Samuel Beckett
Le rire aussi ça fait de la musique. Il y en a beaucoup du rire chez Beckett malgré les apparences. « Un rire qui rit du rire ». Un rire réglé justement comme du papier à musique. Comme tout le reste d’ailleurs chez Beckett, pas seulement le rire. C’est ça qui agace beaucoup de metteurs en scène. On ne leur laisse pas assez de place, pas assez de liberté… Nous ça nous suffit cette place-là. Celle du metteur en notes et en images. Parce que le rire dans Fin de partie, comme tout le reste, pas seulement le rire, si on le fait pas sonner dans sa juste mesure entre silences et contre temps, il fait pas rire du tout, il fait pas grincer des dents, il fait pas beauté, il vient pas nous heurter les méninges. Il sonne creux, il tombe à plat, il fait flop.

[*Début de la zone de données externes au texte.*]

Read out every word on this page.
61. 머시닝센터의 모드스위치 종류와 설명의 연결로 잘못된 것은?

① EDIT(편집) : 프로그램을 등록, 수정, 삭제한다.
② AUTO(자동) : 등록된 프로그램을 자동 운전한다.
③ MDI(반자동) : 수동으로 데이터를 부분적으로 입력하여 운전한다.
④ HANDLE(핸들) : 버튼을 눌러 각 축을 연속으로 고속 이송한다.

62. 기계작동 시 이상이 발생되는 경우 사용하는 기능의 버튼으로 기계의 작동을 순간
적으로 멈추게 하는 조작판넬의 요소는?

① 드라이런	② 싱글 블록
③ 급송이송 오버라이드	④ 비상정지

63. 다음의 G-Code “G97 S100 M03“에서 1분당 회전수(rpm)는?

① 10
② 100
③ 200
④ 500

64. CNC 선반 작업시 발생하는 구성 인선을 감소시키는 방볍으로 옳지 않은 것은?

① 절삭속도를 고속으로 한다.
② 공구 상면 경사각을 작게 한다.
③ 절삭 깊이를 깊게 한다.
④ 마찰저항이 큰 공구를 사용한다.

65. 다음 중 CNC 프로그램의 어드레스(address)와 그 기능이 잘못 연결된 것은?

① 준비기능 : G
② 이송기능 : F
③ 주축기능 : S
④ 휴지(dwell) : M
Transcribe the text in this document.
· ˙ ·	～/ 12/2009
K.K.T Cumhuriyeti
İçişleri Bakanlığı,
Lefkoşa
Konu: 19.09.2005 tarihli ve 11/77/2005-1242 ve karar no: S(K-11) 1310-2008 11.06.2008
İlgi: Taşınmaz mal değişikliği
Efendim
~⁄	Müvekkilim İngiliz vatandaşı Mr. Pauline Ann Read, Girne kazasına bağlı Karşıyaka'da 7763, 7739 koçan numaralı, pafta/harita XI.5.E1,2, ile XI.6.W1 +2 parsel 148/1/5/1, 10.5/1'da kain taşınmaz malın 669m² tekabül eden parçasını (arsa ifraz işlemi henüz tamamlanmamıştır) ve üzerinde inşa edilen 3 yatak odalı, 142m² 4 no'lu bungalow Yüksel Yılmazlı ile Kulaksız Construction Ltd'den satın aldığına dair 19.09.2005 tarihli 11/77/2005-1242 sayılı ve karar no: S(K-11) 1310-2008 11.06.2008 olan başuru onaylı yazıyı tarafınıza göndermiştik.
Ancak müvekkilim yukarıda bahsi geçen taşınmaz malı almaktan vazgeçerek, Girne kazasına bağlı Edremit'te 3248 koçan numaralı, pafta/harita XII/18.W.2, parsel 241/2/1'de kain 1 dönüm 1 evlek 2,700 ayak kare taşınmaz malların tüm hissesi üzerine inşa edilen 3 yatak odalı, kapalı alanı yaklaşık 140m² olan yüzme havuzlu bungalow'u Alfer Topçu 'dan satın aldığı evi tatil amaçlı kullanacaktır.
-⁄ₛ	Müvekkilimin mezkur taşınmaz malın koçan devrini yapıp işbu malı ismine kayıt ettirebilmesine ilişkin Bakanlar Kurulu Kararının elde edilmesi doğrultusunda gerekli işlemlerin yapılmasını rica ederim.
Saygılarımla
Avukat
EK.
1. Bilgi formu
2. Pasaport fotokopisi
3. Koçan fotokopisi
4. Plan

Il faut dire que cet amour de la musique, de la précision et du détail, il nous vient de loin. C’est juste que Beckett nous a appris à le mettre dans le texte. Il nous vient de notre formation chez Lecoq. Il nous vient de notre pratique du burlesque et du clown. Non pas que Fin de partie soit du clown ni du burlesque, encore moins que Godot, mais quand même…
Pour nous, il y a chez Beckett une manière d’appréhender le personnage et le jeu de l’acteur qui interdit toute psychologie et tout réalisme. Ses personnages étant à la fois dans la plus grande présence possible et comme absents à eux-mêmes, purs réceptacles, corps offerts aux mots et à la musique de l’auteur. Ils sont là. Dans ce présent-là. Cet espace-là. Qui plus encore que dans Godot nous ramène à la durée de la représentation (il y avait deux actes, deux journées dans Godot). Condensation maximale du temps sans ellipse.
Nous voudrions que tout se passe comme dans un tableau en mouvement et en trois dimensions dont Beckett aurait dessiné les moindres détails. Installation, plutôt que décor, d’un artiste plasticien tout autant soucieux du concret de par la volonté de mettre en évidence les rares objets qu’il offre à une utilisation économe et répétitive de ses protagonistes, que de l’abstraction, par un refus de toute logique et cohérence. Dans ce tableau-là, cette installation, comment pourraient se mouvoir des personnages réalistes ? Il s’agira bien plutôt de poursuivre un travail entamé depuis des années avec nos acteurs sur cette présence/absence, cet être-là dénué de toute psychologie.
Alors, oui. On veut monter Fin de partie. Si, si, on en est sûrs. Pas seulement parce que pour nous ce serait revenir à la source vingt ans après Godot, depuis le chemin qui nous a vu grandir —on n’est plus les mêmes vingt ans après ! Non. Si on veut monter Fin de partie, c’est aussi et surtout parce que c’est pour nous une immense pièce de théâtre d’un immense auteur. On ne va pas vous faire le coup de l’actualisation, de l’écho d’une humanité en perdition, de l’impossibilité communicationnelle, ou de notre planète qui se meurt. Comment cette pièce peut résonner aujourd’hui ? Peut-être comme ça. Peut-être pas. Allez savoir…
Nous, on va se contenter de se mettre en service. Au service d’une œuvre qui n’a rien fait de moins que révolutionner le théâtre contemporain.